For more archives, go to the Advance Archive/Search Page

Monahan elected as Fellow of Acoustical Society
November 30, 1998

Edward C. Monahan, director of the Connecticut Sea Grant program and a professor of marine sciences, was presented with a certificate acknowledging his election as a Fellow of the Acoustical Society of America at the society's semiannual meeting held recently in Norfolk, Va. He was recognized for "contributions to the acoustics of the air-sea interface."

The Acoustical Society, founded in 1929, is the premier international society in acoustics, dedicated to increasing and diffusing the knowledge of acoustics and its practical implications.
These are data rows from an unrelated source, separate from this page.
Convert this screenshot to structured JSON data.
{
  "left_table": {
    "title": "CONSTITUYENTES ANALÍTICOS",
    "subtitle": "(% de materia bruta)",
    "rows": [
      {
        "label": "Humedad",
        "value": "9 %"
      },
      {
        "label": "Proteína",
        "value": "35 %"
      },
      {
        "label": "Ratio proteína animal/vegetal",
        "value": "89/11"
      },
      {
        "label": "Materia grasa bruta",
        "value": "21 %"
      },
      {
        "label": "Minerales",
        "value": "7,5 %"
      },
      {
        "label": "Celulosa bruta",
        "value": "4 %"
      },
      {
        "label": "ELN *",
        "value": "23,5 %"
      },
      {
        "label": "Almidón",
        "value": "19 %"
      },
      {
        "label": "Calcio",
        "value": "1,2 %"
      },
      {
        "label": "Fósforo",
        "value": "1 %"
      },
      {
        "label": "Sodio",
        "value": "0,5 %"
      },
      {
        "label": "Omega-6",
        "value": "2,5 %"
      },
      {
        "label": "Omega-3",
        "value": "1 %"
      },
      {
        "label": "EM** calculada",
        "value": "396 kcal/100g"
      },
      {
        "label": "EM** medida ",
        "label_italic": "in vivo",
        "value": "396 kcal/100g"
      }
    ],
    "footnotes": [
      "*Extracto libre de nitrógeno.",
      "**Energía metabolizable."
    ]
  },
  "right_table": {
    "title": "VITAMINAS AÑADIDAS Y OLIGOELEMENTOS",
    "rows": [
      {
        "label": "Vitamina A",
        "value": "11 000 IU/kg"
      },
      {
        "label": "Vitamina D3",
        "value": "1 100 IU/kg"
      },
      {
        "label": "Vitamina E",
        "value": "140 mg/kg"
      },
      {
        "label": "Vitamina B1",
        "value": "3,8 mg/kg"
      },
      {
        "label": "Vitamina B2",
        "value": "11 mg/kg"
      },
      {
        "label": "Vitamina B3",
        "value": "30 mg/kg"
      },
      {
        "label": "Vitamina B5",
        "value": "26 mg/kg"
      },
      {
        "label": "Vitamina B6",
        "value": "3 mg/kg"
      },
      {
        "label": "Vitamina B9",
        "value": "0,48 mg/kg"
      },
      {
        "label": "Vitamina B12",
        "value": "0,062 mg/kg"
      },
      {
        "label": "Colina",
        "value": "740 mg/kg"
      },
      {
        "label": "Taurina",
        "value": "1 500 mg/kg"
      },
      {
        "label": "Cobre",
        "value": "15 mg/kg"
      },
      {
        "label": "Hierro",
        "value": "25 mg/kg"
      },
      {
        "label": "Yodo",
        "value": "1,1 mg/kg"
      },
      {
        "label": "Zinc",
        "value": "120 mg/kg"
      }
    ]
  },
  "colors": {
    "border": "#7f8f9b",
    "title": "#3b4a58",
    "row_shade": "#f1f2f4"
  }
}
Its 7,000 members represent a variety of fields related to sound.

This honor represents the second time within the past two years that Monahan has been elected a fellow of a major professional society: in 1997 he was made a Fellow of the American Meteorological Society.
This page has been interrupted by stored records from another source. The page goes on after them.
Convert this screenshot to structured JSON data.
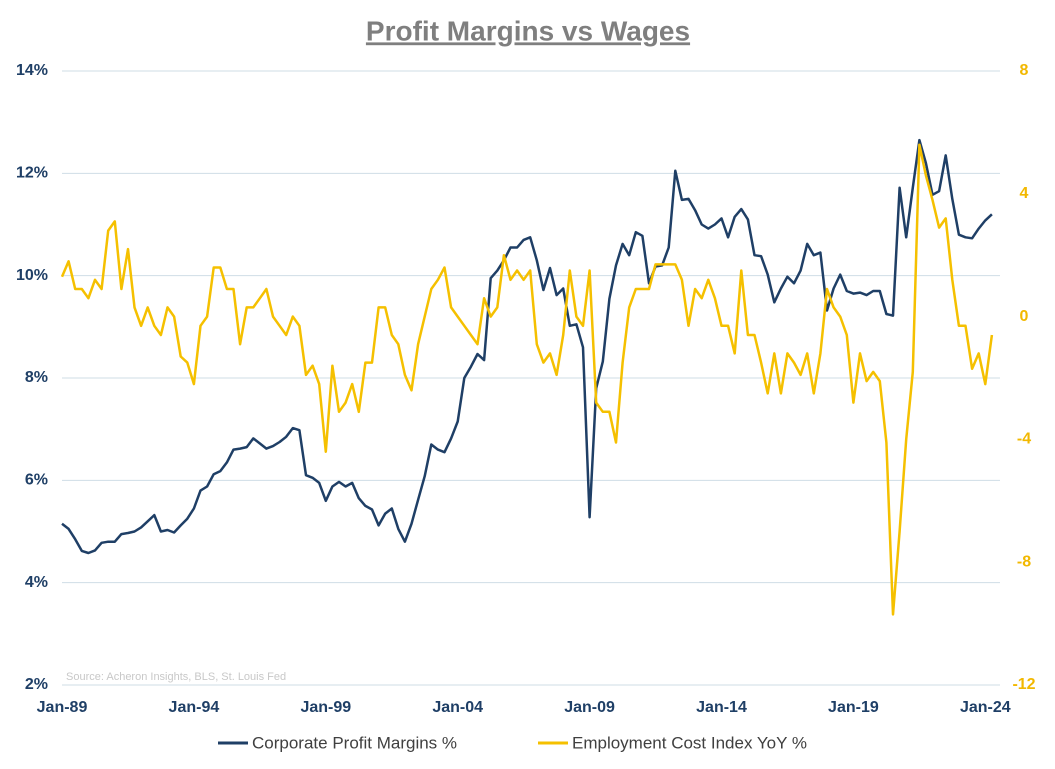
{
  "chart_data": {
    "type": "line",
    "title": "Profit Margins vs Wages",
    "source": "Source: Acheron Insights, BLS, St. Louis Fed",
    "categories": [
      "Jan-89",
      null,
      null,
      null,
      null,
      null,
      null,
      null,
      null,
      null,
      null,
      null,
      null,
      null,
      null,
      null,
      null,
      null,
      null,
      null,
      "Jan-94",
      null,
      null,
      null,
      null,
      null,
      null,
      null,
      null,
      null,
      null,
      null,
      null,
      null,
      null,
      null,
      null,
      null,
      null,
      null,
      "Jan-99",
      null,
      null,
      null,
      null,
      null,
      null,
      null,
      null,
      null,
      null,
      null,
      null,
      null,
      null,
      null,
      null,
      null,
      null,
      null,
      "Jan-04",
      null,
      null,
      null,
      null,
      null,
      null,
      null,
      null,
      null,
      null,
      null,
      null,
      null,
      null,
      null,
      null,
      null,
      null,
      null,
      "Jan-09",
      null,
      null,
      null,
      null,
      null,
      null,
      null,
      null,
      null,
      null,
      null,
      null,
      null,
      null,
      null,
      null,
      null,
      null,
      null,
      "Jan-14",
      null,
      null,
      null,
      null,
      null,
      null,
      null,
      null,
      null,
      null,
      null,
      null,
      null,
      null,
      null,
      null,
      null,
      null,
      null,
      "Jan-19",
      null,
      null,
      null,
      null,
      null,
      null,
      null,
      null,
      null,
      null,
      null,
      null,
      null,
      null,
      null,
      null,
      null,
      null,
      null,
      "Jan-24",
      null
    ],
    "series": [
      {
        "name": "Corporate Profit Margins %",
        "color": "#1f3f66",
        "axis": "y",
        "values": [
          5.15,
          5.05,
          4.85,
          4.62,
          4.58,
          4.63,
          4.78,
          4.8,
          4.8,
          4.95,
          4.97,
          5.0,
          5.08,
          5.2,
          5.32,
          5.0,
          5.03,
          4.98,
          5.12,
          5.25,
          5.45,
          5.8,
          5.88,
          6.12,
          6.18,
          6.35,
          6.6,
          6.62,
          6.65,
          6.82,
          6.72,
          6.62,
          6.67,
          6.75,
          6.85,
          7.02,
          6.98,
          6.1,
          6.05,
          5.95,
          5.6,
          5.88,
          5.97,
          5.88,
          5.95,
          5.65,
          5.5,
          5.43,
          5.12,
          5.35,
          5.45,
          5.05,
          4.8,
          5.15,
          5.62,
          6.08,
          6.7,
          6.6,
          6.55,
          6.82,
          7.15,
          8.0,
          8.22,
          8.47,
          8.35,
          9.95,
          10.1,
          10.3,
          10.55,
          10.55,
          10.7,
          10.75,
          10.3,
          9.72,
          10.15,
          9.62,
          9.75,
          9.02,
          9.05,
          8.6,
          5.28,
          7.8,
          8.32,
          9.55,
          10.2,
          10.62,
          10.4,
          10.85,
          10.78,
          9.85,
          10.18,
          10.2,
          10.55,
          12.05,
          11.48,
          11.5,
          11.28,
          11.0,
          10.92,
          11.0,
          11.12,
          10.75,
          11.15,
          11.3,
          11.1,
          10.4,
          10.38,
          10.02,
          9.48,
          9.75,
          9.98,
          9.85,
          10.1,
          10.62,
          10.4,
          10.45,
          9.32,
          9.75,
          10.02,
          9.7,
          9.65,
          9.67,
          9.62,
          9.7,
          9.7,
          9.25,
          9.22,
          11.72,
          10.75,
          11.72,
          12.65,
          12.2,
          11.58,
          11.65,
          12.35,
          11.5,
          10.8,
          10.75,
          10.73,
          10.92,
          11.08,
          11.2
        ]
      },
      {
        "name": "Employment Cost Index YoY %",
        "color": "#f5c000",
        "axis": "y2",
        "values": [
          1.3,
          1.8,
          0.9,
          0.9,
          0.6,
          1.2,
          0.9,
          2.8,
          3.1,
          0.9,
          2.2,
          0.3,
          -0.3,
          0.3,
          -0.3,
          -0.6,
          0.3,
          0.0,
          -1.3,
          -1.5,
          -2.2,
          -0.3,
          0.0,
          1.6,
          1.6,
          0.9,
          0.9,
          -0.9,
          0.3,
          0.3,
          0.6,
          0.9,
          0.0,
          -0.3,
          -0.6,
          0.0,
          -0.3,
          -1.9,
          -1.6,
          -2.2,
          -4.4,
          -1.6,
          -3.1,
          -2.8,
          -2.2,
          -3.1,
          -1.5,
          -1.5,
          0.3,
          0.3,
          -0.6,
          -0.9,
          -1.9,
          -2.4,
          -0.9,
          0.0,
          0.9,
          1.2,
          1.6,
          0.3,
          0.0,
          -0.3,
          -0.6,
          -0.9,
          0.6,
          0.0,
          0.3,
          2.0,
          1.2,
          1.5,
          1.2,
          1.5,
          -0.9,
          -1.5,
          -1.2,
          -1.9,
          -0.6,
          1.5,
          0.0,
          -0.3,
          1.5,
          -2.8,
          -3.1,
          -3.1,
          -4.1,
          -1.5,
          0.3,
          0.9,
          0.9,
          0.9,
          1.7,
          1.7,
          1.7,
          1.7,
          1.2,
          -0.3,
          0.9,
          0.6,
          1.2,
          0.6,
          -0.3,
          -0.3,
          -1.2,
          1.5,
          -0.6,
          -0.6,
          -1.5,
          -2.5,
          -1.2,
          -2.5,
          -1.2,
          -1.5,
          -1.9,
          -1.2,
          -2.5,
          -1.2,
          0.9,
          0.3,
          0.0,
          -0.6,
          -2.8,
          -1.2,
          -2.1,
          -1.8,
          -2.1,
          -4.1,
          -9.7,
          -7.0,
          -4.0,
          -1.8,
          5.6,
          4.6,
          3.8,
          2.9,
          3.2,
          1.2,
          -0.3,
          -0.3,
          -1.7,
          -1.2,
          -2.2,
          -0.6
        ]
      }
    ],
    "ylim": [
      2,
      14
    ],
    "yticks": [
      {
        "value": 2,
        "label": "2%"
      },
      {
        "value": 4,
        "label": "4%"
      },
      {
        "value": 6,
        "label": "6%"
      },
      {
        "value": 8,
        "label": "8%"
      },
      {
        "value": 10,
        "label": "10%"
      },
      {
        "value": 12,
        "label": "12%"
      },
      {
        "value": 14,
        "label": "14%"
      }
    ],
    "y2lim": [
      -12,
      8
    ],
    "y2ticks": [
      -12,
      -8,
      -4,
      0,
      4,
      8
    ],
    "grid": true
  }
}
Monahan's research, extending back to his Ph.D. dissertation at MIT in the mid-1960s on "Sea Spray and its Relationship to Low Elevation Wind Speed," has focused on how bubbles affect the transport of gases and particles between the air and the sea.

Given that long-term interest, it is not surprising that most of the published articles that he submitted in the mid-1980s for his D.Sc. from the National University of Ireland dealt with the spray droplets generated by bursting bubbles, and with the whitecaps and bubble plumes produced when waves break on the ocean surface.

In his dozen years at UConn, Monahan's research has focused on the contribution of bubbles to acoustic reverberation beneath the sea surface, and on the role of bubbles in facilitating the air-sea transfer of the gases, such as carbon dioxide, that influence our global climate.

"Each decade," Monahan says, "we seem to discover another facet to the role of 'plain old' bubbles in the physical interaction between the sea and the atmosphere - it's enabled us to pursue new questions without discarding the insights we've gained from our previous research."

In addition to his research, Monahan is director of the Connecticut Sea Grant Program, a federal and state partnership that supports university-based marine-related research, education, and outreach.